Universal and AlliedBarton didn't announce a purchase price and are apparently trying to structure the deal as a tax-free merger of equals, though Universal, which has nearly doubled in size through mergers in the past nine months, is larger than AlliedBarton.

When guard companies merge, cost cuts "are quite quick to be materialized, because it's more or less a question of merging offices and sales forces and administrative support functions," Lemoine told investors in a conference call last month. The companies say they will keep both headquarters offices open, adding that more details might be announced by managers after the deal closes later this year.

"This industry has a fantastic potential for consolidation," with dozens of merger targets, Lemoine added in the investor meeting. He said AlliedBarton had been growing 5 percent a year since 2011, even without acquisitions, "fueled by an ever-increasing need for more security services in North America," "cheap" prices for regional security-guard firms, and highly profitable cash flow: "These are the main reasons why we are invested into this excellent business."

Lemoine told investors the guard industry, dominated by former police and soldiers, is "very fragmented," showing "different degrees of unionization" and "no harmonization." (corrected) Labor accounts for about two-thirds of the company's costs.

Labor organizers say they are ready to press the company and its global investor-owners to share its growing revenues with the workers it relies on. "We are seeing huge companies grow to the scale that manufacturing companies reached, and consolidating on a global scale, in the service sector-- security, janitorial, food services," said Gabe Morgan, director of Service Employees International Union Local 32 BJ, which represents 165,000  guards and building cleaners and engineers in New York, Philadelphia, and other East Coast markets.

Morgan told me a test for AlliedUniversal will come this fall, when contracts for 2,500 Philadelphia security guards, including AlliedBarton staff, come up for renewal.
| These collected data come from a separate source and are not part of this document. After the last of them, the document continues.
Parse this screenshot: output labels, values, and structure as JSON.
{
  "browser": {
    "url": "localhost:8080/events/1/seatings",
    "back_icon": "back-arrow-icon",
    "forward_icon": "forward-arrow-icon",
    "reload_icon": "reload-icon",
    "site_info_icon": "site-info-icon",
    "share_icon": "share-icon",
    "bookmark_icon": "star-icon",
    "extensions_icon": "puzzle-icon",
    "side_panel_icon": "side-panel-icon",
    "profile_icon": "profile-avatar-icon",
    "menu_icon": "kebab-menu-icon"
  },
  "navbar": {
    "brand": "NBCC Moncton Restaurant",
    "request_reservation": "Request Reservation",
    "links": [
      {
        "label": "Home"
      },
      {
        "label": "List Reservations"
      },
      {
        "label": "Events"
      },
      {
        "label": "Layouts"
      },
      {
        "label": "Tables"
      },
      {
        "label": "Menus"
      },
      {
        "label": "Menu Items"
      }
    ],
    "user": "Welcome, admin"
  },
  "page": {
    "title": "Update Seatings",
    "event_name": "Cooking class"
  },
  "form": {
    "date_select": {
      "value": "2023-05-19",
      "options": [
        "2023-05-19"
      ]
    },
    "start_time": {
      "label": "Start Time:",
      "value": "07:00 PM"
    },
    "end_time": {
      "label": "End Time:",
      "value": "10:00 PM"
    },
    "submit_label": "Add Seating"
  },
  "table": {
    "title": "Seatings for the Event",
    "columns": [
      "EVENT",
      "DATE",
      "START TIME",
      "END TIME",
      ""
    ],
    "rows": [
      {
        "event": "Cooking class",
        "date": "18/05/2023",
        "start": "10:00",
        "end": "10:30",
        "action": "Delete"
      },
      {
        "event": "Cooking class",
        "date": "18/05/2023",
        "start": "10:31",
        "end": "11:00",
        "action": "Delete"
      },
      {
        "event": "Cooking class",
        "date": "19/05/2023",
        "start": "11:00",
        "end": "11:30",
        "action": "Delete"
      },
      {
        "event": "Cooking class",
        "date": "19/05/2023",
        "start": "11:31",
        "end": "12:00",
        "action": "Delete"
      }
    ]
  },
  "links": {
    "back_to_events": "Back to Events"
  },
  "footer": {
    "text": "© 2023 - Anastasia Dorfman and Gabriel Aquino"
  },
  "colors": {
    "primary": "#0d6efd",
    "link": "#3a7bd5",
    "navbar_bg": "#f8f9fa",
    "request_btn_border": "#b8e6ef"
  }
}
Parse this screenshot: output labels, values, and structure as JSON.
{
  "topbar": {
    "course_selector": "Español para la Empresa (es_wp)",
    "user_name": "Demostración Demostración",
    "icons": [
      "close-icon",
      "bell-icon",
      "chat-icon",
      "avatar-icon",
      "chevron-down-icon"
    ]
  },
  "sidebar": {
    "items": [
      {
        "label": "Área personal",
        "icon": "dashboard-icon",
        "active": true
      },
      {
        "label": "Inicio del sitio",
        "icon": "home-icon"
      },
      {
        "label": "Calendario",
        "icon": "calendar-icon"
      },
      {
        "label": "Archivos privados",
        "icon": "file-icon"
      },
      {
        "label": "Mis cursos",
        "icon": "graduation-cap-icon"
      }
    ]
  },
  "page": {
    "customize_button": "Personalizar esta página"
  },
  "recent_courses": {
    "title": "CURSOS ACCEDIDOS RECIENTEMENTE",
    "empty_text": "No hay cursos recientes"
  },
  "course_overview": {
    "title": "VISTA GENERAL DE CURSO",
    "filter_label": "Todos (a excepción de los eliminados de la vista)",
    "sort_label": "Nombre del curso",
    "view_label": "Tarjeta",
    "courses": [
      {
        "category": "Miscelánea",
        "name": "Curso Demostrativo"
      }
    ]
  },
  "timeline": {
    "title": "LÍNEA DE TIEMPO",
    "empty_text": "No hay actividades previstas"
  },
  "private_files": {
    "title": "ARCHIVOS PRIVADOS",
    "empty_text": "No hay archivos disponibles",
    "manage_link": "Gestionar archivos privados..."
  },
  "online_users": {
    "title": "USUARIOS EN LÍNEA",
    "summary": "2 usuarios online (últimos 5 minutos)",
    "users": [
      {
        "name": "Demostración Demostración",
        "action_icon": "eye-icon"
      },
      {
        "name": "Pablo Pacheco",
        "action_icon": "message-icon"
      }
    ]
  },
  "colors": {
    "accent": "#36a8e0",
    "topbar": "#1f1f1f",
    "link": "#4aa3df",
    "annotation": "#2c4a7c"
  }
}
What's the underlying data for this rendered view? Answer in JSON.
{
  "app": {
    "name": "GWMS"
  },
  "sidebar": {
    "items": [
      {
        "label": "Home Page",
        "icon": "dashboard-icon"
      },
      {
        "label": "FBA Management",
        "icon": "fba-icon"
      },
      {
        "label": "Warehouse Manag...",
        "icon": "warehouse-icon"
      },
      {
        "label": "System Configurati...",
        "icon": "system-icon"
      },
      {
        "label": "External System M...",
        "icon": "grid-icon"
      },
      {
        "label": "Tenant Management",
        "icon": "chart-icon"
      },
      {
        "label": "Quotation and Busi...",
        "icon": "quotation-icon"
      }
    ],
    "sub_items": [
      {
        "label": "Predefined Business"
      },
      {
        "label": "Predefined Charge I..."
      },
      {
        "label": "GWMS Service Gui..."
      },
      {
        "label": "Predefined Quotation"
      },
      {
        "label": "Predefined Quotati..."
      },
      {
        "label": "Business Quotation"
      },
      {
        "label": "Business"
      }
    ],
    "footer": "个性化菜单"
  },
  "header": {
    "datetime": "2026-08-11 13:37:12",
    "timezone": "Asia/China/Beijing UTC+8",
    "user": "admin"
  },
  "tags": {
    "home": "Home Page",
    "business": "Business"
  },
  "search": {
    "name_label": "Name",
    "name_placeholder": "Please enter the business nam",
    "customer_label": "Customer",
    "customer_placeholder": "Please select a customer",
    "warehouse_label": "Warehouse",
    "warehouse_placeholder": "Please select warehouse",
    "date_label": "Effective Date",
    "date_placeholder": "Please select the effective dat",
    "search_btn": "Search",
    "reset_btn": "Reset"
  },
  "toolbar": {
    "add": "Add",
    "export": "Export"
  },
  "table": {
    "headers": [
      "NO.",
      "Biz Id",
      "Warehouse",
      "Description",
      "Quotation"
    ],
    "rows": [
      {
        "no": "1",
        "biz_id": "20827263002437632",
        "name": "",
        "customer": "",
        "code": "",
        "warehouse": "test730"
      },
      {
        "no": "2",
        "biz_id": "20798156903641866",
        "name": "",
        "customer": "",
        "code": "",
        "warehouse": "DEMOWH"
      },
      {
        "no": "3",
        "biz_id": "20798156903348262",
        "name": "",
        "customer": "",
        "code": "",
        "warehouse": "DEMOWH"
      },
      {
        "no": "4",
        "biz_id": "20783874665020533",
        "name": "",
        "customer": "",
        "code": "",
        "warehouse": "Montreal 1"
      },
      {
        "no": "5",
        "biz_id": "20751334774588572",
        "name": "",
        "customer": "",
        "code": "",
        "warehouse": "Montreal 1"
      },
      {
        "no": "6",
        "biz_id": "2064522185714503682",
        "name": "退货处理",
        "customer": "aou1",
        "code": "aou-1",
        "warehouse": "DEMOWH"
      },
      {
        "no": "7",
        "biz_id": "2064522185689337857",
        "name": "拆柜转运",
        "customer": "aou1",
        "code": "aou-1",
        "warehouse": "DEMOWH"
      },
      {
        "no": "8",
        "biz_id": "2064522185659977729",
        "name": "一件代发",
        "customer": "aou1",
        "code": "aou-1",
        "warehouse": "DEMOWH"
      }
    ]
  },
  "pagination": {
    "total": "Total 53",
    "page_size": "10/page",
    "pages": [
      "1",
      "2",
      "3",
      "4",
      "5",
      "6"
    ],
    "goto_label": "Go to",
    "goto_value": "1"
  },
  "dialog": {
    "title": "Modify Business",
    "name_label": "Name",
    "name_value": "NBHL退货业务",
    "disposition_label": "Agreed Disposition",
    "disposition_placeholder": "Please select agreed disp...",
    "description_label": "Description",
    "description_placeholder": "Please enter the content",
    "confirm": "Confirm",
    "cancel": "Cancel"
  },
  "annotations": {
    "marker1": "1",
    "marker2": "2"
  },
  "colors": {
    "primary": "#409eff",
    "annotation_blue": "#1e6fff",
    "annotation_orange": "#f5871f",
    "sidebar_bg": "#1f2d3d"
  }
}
SEIU just concluded a Washington, D.C. contract boosting guard wages to start at $17.45 an hour, a big step up from the $10.45 plus healthcare the lowest-paid Philadelphia SEIU guards won in their first contract in 2012. SEIU advocates a national minimum wage of at least $15. "No matter what the name is on their shirt, we find workers want to organize," Morgan added. "This is where the work is."

The merger comes less than a year after Wendel bought around 95% of AlliedBarton (itself a product of earlier mergers) from U.S. investor Blackstone Group for a price eventually marked at $688 million (more than 11 times EBITDA cash flow).

At that time, AlliedBarton said it employed 55,000 guards and other workers, including around 6,000 in the Philadelphia area, working at more than 3,000 companies, including 200 of the Fortune 500. AlliedBarton's 2014 sales totalled $2.2 billion.

Also last summer, in July, New York-based investment firm Warburg Pincus and Partners Group said it made "a major investment" in Universal, which at the time employed 44,000 guards.

Later that month, Universal's Protection Service bought Guardsmark Group, a Memphis guard service with more than 15,000 guards.

And in October, Universal Protection Service agreed to pay $131 million to purchase ABM Security Business, another large security-guard provider, from ABM Corp.